Crikey reader Graham Marshall writes:

I put the beginning of the decline of Melbourne and the rise of Sydney at a much earlier time than the eighties. After reading the excellent Tyranny of Distance by Geoffrey Blainey, I believe the decline started with the jet age in the fifties and sixties.

When the only means of getting to the Old World was by ship, the standard route was a kind of curved line that ran from Blighty to Melbourne, via the Southern Ocean. That was the closest to a straight line between the points. Taking that route, Sydney was an extra few days by ship, and until the automobile age it took a similar time overland. Since the first port of call for goods, migrants and visitors was Melbourne, the city inevitably became Australia’s most important.

But since the fifties, the importance of sea travel, particularly for migrants and visitors, declined as jet aircraft became the preferred means of international travel. Sydney is closer to the rest of the world as the crow (or the jet) flies, so it became a more natural choice as first port of call.
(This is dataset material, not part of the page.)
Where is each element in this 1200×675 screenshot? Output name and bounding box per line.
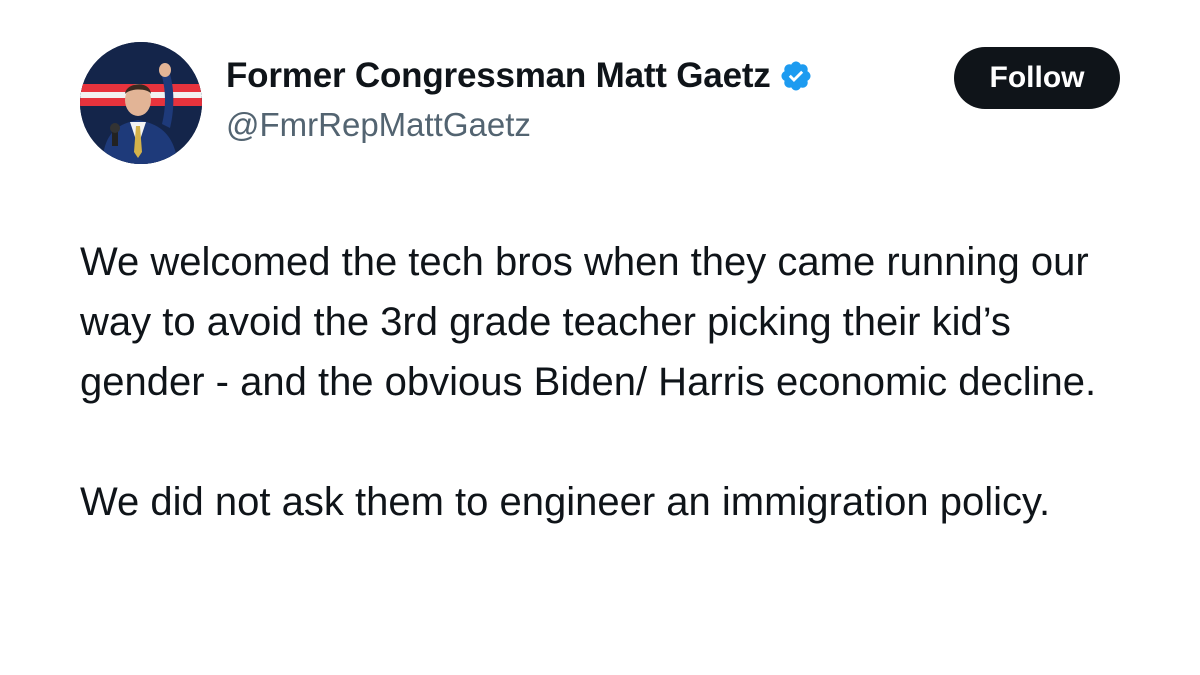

The first mover advantage in the jet age lifted Sydney above Melbourne.

I’m not a historian, but I believe there is a view out there that the 1956 Melbourne Olympics was the high point of the city, and from that point Sydney started to lift and take over. This concides well with the dawn of the jet age.

One potential hole in my theory is why Sydney flourished rather than Brisbane or Darwin. I would guess that a preferred first port of call must have a critical mass to begin with, an argument that’s supported by the fact that Melbourne was the preferred first port over Perth and Adelaide, even though both are closer to Blighty by ship than Melbourne.